I was playing around with MySQL 5.7 this weekend and before having read the changelog, I managed to spot these two little gems.
Duplicate Indexes
“The server now issues a warning if an index is created that duplicates an existing index, or an error in strict SQL mode.” Bug #37520
Example Testcase:
mysql> SHOW CREATE TABLE city\G
*************************** 1. row ***************************
Table: city
Create Table: CREATE TABLE `city` (
`ID` int(11) NOT NULL AUTO_INCREMENT,
`Name` char(35) NOT NULL DEFAULT '',
`CountryCode` char(3) NOT NULL DEFAULT '',
`District` char(20) NOT NULL DEFAULT '',
`Population` int(11) NOT NULL DEFAULT '0',
PRIMARY KEY (`ID`),
KEY `CountryCode` (`CountryCode`),
CONSTRAINT `city_ibfk_1` FOREIGN KEY (`CountryCode`) REFERENCES `Country` (`Code`)
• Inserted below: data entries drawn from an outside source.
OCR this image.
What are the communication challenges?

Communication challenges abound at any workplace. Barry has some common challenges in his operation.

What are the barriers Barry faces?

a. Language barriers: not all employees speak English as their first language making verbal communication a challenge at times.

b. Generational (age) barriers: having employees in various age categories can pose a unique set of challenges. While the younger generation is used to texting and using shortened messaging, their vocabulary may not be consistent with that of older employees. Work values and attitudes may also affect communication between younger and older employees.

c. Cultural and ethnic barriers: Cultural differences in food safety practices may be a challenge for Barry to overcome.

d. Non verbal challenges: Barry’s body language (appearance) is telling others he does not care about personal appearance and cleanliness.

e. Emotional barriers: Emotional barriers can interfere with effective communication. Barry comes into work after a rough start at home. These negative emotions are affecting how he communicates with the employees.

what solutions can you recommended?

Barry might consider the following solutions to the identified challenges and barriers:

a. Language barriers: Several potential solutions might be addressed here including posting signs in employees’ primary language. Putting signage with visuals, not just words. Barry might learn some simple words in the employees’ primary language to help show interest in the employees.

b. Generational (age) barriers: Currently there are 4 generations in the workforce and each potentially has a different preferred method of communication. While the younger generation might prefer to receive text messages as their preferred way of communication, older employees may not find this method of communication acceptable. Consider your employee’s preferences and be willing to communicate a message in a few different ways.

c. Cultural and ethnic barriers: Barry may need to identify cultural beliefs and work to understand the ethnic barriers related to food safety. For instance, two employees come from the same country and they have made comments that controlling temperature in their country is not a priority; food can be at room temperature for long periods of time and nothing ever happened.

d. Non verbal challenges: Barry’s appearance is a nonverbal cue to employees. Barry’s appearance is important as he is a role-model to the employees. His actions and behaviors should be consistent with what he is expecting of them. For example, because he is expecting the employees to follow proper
) ENGINE=InnoDB AUTO_INCREMENT=4080 DEFAULT CHARSET=latin1
1 row in set (0.00 sec)
mysql> ALTER TABLE city add index (countrycode);
ERROR 1831 (HY000): Duplicate index 'CountryCode_2' defined on the table 'world.city'.
This is deprecated and will be disallowed in a future release.
Pretty cool – I know this previously caught a lot of people.
Control-C support in the client
“Previously, Control+C in mysql interrupted the current statement if there was one, or exited mysql if not. Now Control+C interrupts the current statement if there was one, or cancels any partial input line otherwise, but does not exit.” Bug #66583
Example Testcase:
mysql> this is a test
-> test
-> test
-> ^C
So if I want to quit, I can now control-C then type “quit”. This is much more intuitive.